When to use this plugin

This plugin should be used if you are trying to index an XML file using the HTML inner document mode, if the XML field you are attempting to index contains bare HTML code (without surrounding <html> tags). If you attempt to index this without the plugin padre will fail to index the inner document as HTML.

Usage

Enable the plugin

Enable the xml-element-html-wrapper-filter plugin on your data source from the Extensions screen in the administration dashboard or add the following data source configuration to enable the plugin.

plugin.xml-element-html-wrapper-filter.enabled=true
plugin.xml-element-html-wrapper-filter.version=1.0.0
This plugin requires a full update of the data source to take effect.

Plugin configuration settings

The XmlElementHtmlWrapperFilter filter must be added to the filter chain for the plugin to work correctly:

Add the filter to the filter.classes in the data source configuration.

filter.classes=<OTHER-FILTERS>:com.funnelback.plugins.xmlElementHtmlWrapperFilter.XmlElementHtmlWrapperFilter:<OTHER-FILTERS>
The filter should be placed at an appropriate position in the filter chain. In most circumstances this should be located towards the end of the filter chain.

The following option must be set in the data source configuration to configure the plugin:

  • plugin.xml-element-html-wrapper-filter.config.xpath=/xpath/to/html/to/wrap: Defines the XPath of the XML element containing HTML that should have its content wrapped in <html>...</html> tags.

When defining the X-Path, ensure you take into account any changes in the XML structure that might have been introduced in previous filters. For example if you split the XML file into individual XML documents that you then filter, the X-Paths will need to be adjusted to reflect the individual XML record structure.

Example

Consider the following XML document:

<files>
  <file>
    <title>Example title 1</title>
    <description>This is an example document</description>
    <url>http://example.com/example-files/file.html</url>
    <doc>&lt;p&gt;An example HTML document.&lt;/p&gt;></doc>
  </file>
  <file>
    <title>Example title 2</title>
    <description>This is another example document</description>
    <url>http://example.com/example-files/file2.html</url>
    <doc><![CDATA[<p>Another example HTML document.</p>]]></doc>
  </file>
</files>

The doc element contains html code that you wish to index as a html document.

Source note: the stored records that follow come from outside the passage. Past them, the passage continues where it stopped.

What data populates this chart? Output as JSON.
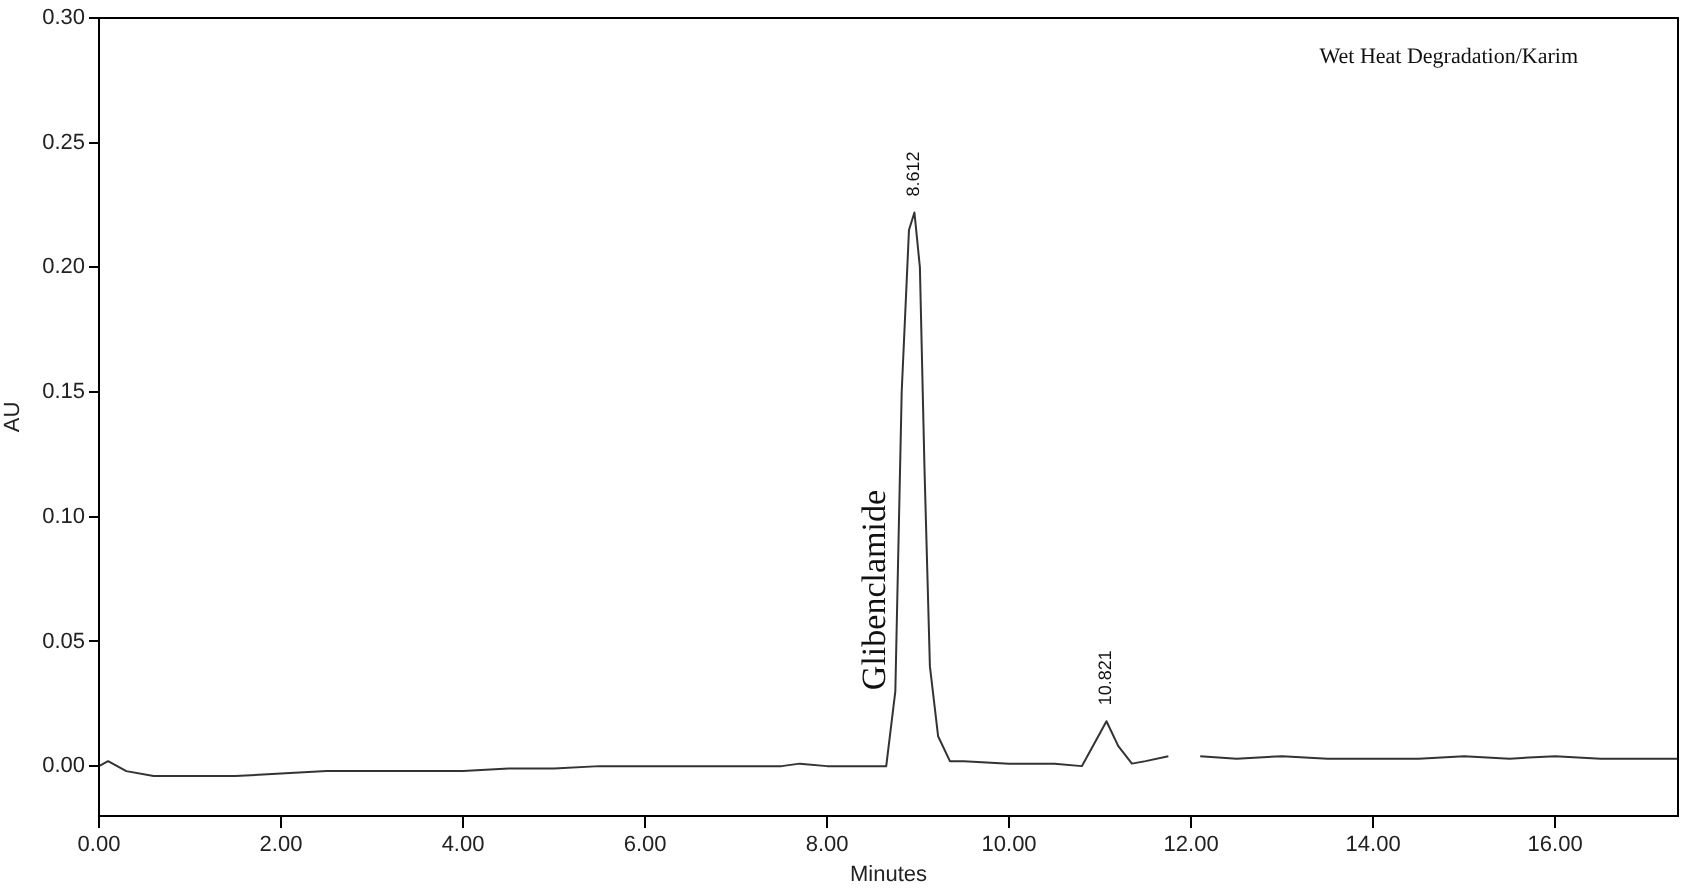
{
  "chart_data": {
    "type": "line",
    "xlabel": "Minutes",
    "ylabel": "AU",
    "annotations": [
      "Wet Heat Degradation/Karim",
      {
        "text": "8.612",
        "x": 8.96,
        "y": 0.222
      },
      {
        "text": "10.821",
        "x": 11.07,
        "y": 0.018
      },
      "Glibenclamide"
    ],
    "xlim": [
      0,
      17.35
    ],
    "ylim": [
      -0.02,
      0.3
    ],
    "xticks": [
      {
        "value": 0,
        "label": "0.00"
      },
      {
        "value": 2,
        "label": "2.00"
      },
      {
        "value": 4,
        "label": "4.00"
      },
      {
        "value": 6,
        "label": "6.00"
      },
      {
        "value": 8,
        "label": "8.00"
      },
      {
        "value": 10,
        "label": "10.00"
      },
      {
        "value": 12,
        "label": "12.00"
      },
      {
        "value": 14,
        "label": "14.00"
      },
      {
        "value": 16,
        "label": "16.00"
      }
    ],
    "yticks": [
      {
        "value": 0,
        "label": "0.00"
      },
      {
        "value": 0.05,
        "label": "0.05"
      },
      {
        "value": 0.1,
        "label": "0.10"
      },
      {
        "value": 0.15,
        "label": "0.15"
      },
      {
        "value": 0.2,
        "label": "0.20"
      },
      {
        "value": 0.25,
        "label": "0.25"
      },
      {
        "value": 0.3,
        "label": "0.30"
      }
    ],
    "grid": false,
    "legend": false,
    "marker": "none",
    "line_style": "solid",
    "series": [
      {
        "color": "#333333",
        "x": [
          0,
          0.1,
          0.3,
          0.6,
          1.0,
          1.5,
          2.0,
          2.5,
          3.0,
          3.5,
          4.0,
          4.5,
          5.0,
          5.5,
          6.0,
          6.5,
          7.0,
          7.5,
          7.7,
          8.0,
          8.5,
          8.65,
          8.75,
          8.82,
          8.9,
          8.96,
          9.02,
          9.07,
          9.13,
          9.22,
          9.35,
          9.5,
          10.0,
          10.5,
          10.8,
          10.95,
          11.07,
          11.2,
          11.35,
          11.5,
          11.75,
          11.9,
          12.1,
          12.5,
          13.0,
          13.5,
          14.0,
          14.5,
          15.0,
          15.5,
          16.0,
          16.5,
          17.0,
          17.35
        ],
        "values": [
          0.0,
          0.002,
          -0.002,
          -0.004,
          -0.004,
          -0.004,
          -0.003,
          -0.002,
          -0.002,
          -0.002,
          -0.002,
          -0.001,
          -0.001,
          0.0,
          0.0,
          0.0,
          0.0,
          0.0,
          0.001,
          0.0,
          0.0,
          0.0,
          0.03,
          0.15,
          0.215,
          0.222,
          0.2,
          0.12,
          0.04,
          0.012,
          0.002,
          0.002,
          0.001,
          0.001,
          0.0,
          0.01,
          0.018,
          0.008,
          0.001,
          0.002,
          0.004,
          null,
          0.004,
          0.003,
          0.004,
          0.003,
          0.003,
          0.003,
          0.004,
          0.003,
          0.004,
          0.003,
          0.003,
          0.003
        ]
      }
    ]
  }
}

Configuring the plugin with:

plugin.xml-element-html-wrapper-filter.config.xpath=/files/file/doc

will result in the following XML file being produced for Padre to index.

<files>
  <file>
    <title>Example title 1</title>
    <description>This is an example document</description>
    <url>http://example.com/example-files/file.html</url>
    <doc>&lt;html&gt;&lt;p&gt;An example HTML document.&lt;/p&gt;&lt;/html&gt;</doc>
  </file>
  <file>
    <title>Example title 2</title>
    <description>This is another example document</description>
    <url>http://example.com/example-files/file2.html</url>
    <doc>&lt;html&gt;&lt;p&gt;Another example HTML document.&lt;/p&gt;&lt;/html&gt;</doc>
  </file>
</files>

Caveats

  • Applying this plugin can have unintended consequences when used in conjunction with the Inner HTML or XML documents in the Funnelback special XML configuration. If the Inner HTML or XML documents feature is used, the field containing the Document URL must be above all fields containing inner HTML or XML documents.